The study surveyed 458 infants from low-income families in Brazil for over a year at 6, 12 and 38 months old, asking about their diet, including the consumption of breast milk. Results show that 40 percent of the babies that breastfed between 6 and 24 months showed some tooth decay and for the subjects that breastfed longer than two years that number went up to 48 percent.

But the researchers say that breast milk itself isn’t the primary cause of tooth decay. It could be refined sugars from other food, or the physical act of bottle feeding, which causes bacteria fighting saliva to have limited circulation in the infant’s mouth.


Another study recently came out in the UK that said breastfeeding for too long so past the age of two could create some serious tooth decay in children. It was done among a population of low socio-economic families and they were general tooth decay in the children who were both breastfed and bottled.

Read More: 11 Natural Remedies to Treat Abscessed Tooth in Child

Why tooth decay occurs?

  1. Sugary treats:

Dental cavities were highest among children regardless of how they were fed. When children’s teeth were not brushed by the age of one-year-old or if they were given sugary treats more than three times a day, if they were given fizzy juice or fruit juice and a bottle instead of a cap or they were given fizzy or fruit juice fairly regularly and it wasn’t diluted.

  1. Streptococcus mutans entering a baby’s mouth:

Streptococcus mutans is a bacteria present in the mouth. Infection through this bacterium can occur through kisses and sharing spoons. Always use a clean spoon and maintain your oral health too.

Read More: Baby Bottle Tooth Decay- Causes, Prevention and Treatment

Does sugar in the breast milk causes tooth decay?

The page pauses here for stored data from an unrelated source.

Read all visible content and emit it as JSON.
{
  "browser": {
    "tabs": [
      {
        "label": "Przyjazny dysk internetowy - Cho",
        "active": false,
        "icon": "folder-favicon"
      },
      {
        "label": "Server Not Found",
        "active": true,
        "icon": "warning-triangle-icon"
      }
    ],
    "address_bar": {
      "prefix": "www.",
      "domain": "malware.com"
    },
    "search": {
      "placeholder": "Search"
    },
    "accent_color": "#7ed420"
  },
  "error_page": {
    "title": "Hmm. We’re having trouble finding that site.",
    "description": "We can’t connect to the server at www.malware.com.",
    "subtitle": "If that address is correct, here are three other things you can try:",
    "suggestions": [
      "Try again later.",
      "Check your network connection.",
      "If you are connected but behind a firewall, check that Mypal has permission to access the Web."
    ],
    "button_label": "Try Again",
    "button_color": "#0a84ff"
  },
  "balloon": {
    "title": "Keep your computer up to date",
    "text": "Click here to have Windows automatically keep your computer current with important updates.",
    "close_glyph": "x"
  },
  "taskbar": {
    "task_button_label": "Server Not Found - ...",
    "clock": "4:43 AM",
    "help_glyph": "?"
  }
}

Breast milk does have lactose in it which is a milk sugar. But it isn’t sitting in the mouth pool anywhere near the teeth, it’s going straight on the throat. The milk does drip even when the baby is not actively sucking, even if the baby is just playing. In fact, breast milk has anti-bacterial properties and enzymes and in the laboratory study, milk has been shown to mineralize, artificial demineralized enamel. In alternative words, acting like a tooth repair process by depositing calcium and phosphorus in the enamel.


Read More: Cavities in Baby Teeth: Ultimate Guide – Causes, Symptoms, Treatment


Some tips to maintain the oral health of the baby:

  1. Clean the baby’s gums and tongue after feeding with a clean wet baby washcloth. Wrap the damp washcloth around your index finger and gently wipe the baby’s gums from back to front. This helps your baby get used to putting your hands in their mouth to provide oral care. This will make it easier when they have their first dental visit at 1 year of age. It will also help to start a daily oral hygiene routine that will be essential as soon as the first teeth appear.
  2. Establishing good habits early is the key to developing lasting healthy behaviors now. Brush your toddler’s teeth; you’ll need a toddler size toothbrush that has soft bristles. There are brushes designed for children of all ages. Watching an adult brush their teeth reinforces positive behavior for your child.
  3. You have to brush (use finger brush for toddlers) your child’s teeth at least twice a day. You have to brush once in the morning after they’ve eaten breakfast and once at night. The total time for each brushing is two minutes, the night time being most important because whatever he or she has eaten during the day is going to stick on those teeth. So ensure that you’re brushing that off right before they go to bed.
  4. Breastfeeding is a natural way to feed your baby. If you are weaning, do not put your baby to bed with a bottle or nipple inside the mouth. Children should be taught healthy ways to settle down to sleep. Try music box or rock a baby to sleep. If using a pacifier, do not dip it in honey or sugar.
  5. Dental visits should start around the first birthday. You should be taking your child to the dentist by the age of one, to ensure proper oral hygiene. As soon as you see teeth, begin to clean them, wipe teeth with a clean washcloth. Switch to a baby brush when you see four to six teeth.